Asked whether shorter-term credits or bond purchasing are up for debate, Juncker said measures being considered are “exactly those that you mentioned.”
The “comprehensive” solution may also involve faster debt reduction and lowering interest rates for aid recipients.
Radical suggestions
EU member states should accelerate efforts to fix their finances, Rehn was to say in a report to be issued in Brussels Wednesday, Sueddeutsche Zeitung said.
The 27 EU members should reduce debt by at least 1 percent of gross domestic product, or GDP, per year over 20 years to bring it back to 60 percent of GDP from more than 80 percent on average at present, Rehn suggests, the newspaper said.
Meanwhile, Nobel Prize-winning economist Christopher Pissarides said the EU doesn’t have the resources to rescue Spain if it “collapses,” an event that could lead to the end of the euro.
A collapse would be “a very serious problem,” Pissarides, who teaches at the London School of Economics, said at a forum in Beijing Wednesday. Such an event “might even see the end of the euro as a common currency,” he said.
“If Spain collapses the way Greece has collapsed I don’t think the European Union has the resources to rescue it,” Pissarides said.
Pissarides shared the 2010 Nobel Prize in economics with Dale Mortensen and Peter Diamond for research into the difficulties of matching supply and demand, particularly in the labor market.
“If Spain were to collapse then the money needed to rescue it would be so much that I doubt whether the stronger European nations, Germany in particular, would be either able or willing to accumulate all of the funds,” Pissarides said.
Policymakers may need to seek a more fundamental solution instead, such as Spain temporarily reverting to the peseta, he added.
Helping hand from Asia
Japan pledged Tuesday to buy debt issued by Europe’s financial-aid funds, joining China in assisting the region as it battles against its debt crisis. Chinese Vice Premier Li Keqiang last week expressed confidence in Spain’s financial markets and pledging more purchases of that country’s debt.
The extra yield investors demand to hold 10-year Spanish government bonds rather than German bunds touched a record 2.98 percentage points on Nov. 30 compared with an average of 0.15 percentage point over the first decade of the monetary union.
Concern that the country won’t be able to reduce the euro region’s third-highest budget deficit and avoid a European Union bailout has driven up financing expenses for banks, which have more than 30 billion euros ($39 billion) in debt coming due in the next four months.
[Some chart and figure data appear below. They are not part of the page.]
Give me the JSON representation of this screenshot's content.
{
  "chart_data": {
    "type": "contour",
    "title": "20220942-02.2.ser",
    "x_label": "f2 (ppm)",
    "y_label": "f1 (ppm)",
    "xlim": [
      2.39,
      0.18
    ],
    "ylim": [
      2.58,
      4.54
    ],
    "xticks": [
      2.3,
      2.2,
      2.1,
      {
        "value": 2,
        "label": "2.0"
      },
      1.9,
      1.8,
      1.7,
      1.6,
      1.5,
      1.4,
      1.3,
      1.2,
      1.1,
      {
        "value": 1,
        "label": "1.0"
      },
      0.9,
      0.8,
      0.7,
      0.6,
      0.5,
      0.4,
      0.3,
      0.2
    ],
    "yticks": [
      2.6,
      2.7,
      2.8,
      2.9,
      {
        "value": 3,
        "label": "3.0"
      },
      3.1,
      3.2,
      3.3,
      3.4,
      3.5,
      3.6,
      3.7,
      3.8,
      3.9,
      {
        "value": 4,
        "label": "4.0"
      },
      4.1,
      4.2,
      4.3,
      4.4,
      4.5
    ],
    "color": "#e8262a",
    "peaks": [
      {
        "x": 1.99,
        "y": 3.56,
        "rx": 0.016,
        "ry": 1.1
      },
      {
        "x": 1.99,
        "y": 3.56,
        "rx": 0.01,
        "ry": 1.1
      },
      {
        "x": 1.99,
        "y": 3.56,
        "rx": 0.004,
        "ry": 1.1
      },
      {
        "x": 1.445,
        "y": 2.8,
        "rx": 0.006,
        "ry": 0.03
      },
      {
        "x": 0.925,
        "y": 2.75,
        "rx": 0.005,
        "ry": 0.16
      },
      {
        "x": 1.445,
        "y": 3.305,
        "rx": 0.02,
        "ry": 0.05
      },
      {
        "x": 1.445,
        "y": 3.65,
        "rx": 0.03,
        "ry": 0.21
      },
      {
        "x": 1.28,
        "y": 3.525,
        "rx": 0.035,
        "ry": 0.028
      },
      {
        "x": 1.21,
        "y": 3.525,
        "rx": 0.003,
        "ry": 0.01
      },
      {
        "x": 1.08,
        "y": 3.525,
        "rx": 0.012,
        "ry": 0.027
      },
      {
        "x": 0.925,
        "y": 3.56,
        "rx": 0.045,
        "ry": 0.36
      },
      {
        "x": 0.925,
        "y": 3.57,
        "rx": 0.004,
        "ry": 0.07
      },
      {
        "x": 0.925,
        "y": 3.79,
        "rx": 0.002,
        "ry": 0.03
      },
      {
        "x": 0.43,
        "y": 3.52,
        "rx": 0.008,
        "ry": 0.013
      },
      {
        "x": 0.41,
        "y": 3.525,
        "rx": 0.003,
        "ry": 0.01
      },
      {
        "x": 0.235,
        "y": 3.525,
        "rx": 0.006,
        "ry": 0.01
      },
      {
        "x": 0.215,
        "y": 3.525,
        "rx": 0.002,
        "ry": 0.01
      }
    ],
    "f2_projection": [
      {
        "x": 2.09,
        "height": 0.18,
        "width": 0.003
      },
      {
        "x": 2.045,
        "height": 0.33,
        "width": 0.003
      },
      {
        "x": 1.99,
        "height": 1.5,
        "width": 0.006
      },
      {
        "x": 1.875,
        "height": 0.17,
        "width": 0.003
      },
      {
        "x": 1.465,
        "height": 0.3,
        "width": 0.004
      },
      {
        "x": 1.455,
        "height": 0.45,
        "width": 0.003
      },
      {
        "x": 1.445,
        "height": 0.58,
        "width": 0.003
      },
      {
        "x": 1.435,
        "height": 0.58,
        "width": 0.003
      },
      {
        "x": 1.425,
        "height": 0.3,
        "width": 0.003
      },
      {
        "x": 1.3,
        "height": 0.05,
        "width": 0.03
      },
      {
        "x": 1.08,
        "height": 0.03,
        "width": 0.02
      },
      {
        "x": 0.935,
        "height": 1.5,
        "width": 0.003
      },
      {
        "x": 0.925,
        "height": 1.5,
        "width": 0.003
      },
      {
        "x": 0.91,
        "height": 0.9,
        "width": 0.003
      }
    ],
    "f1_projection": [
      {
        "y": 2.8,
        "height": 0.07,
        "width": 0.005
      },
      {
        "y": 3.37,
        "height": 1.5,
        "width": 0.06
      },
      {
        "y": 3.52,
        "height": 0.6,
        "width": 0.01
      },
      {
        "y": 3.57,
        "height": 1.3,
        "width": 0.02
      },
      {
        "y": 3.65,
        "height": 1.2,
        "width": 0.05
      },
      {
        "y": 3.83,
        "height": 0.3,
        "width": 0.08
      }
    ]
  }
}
“Throughout this whole crisis the response of policymakers in Europe has been terribly reactive,” Russell Jones, global head of fixed-income strategy at Westpac Banking, said on Bloomberg Television. “That’s just giving an incentive for the markets to continue to drive through their speculative attacks on different bond markets to drive this further and further to a rather unpleasant conclusion.”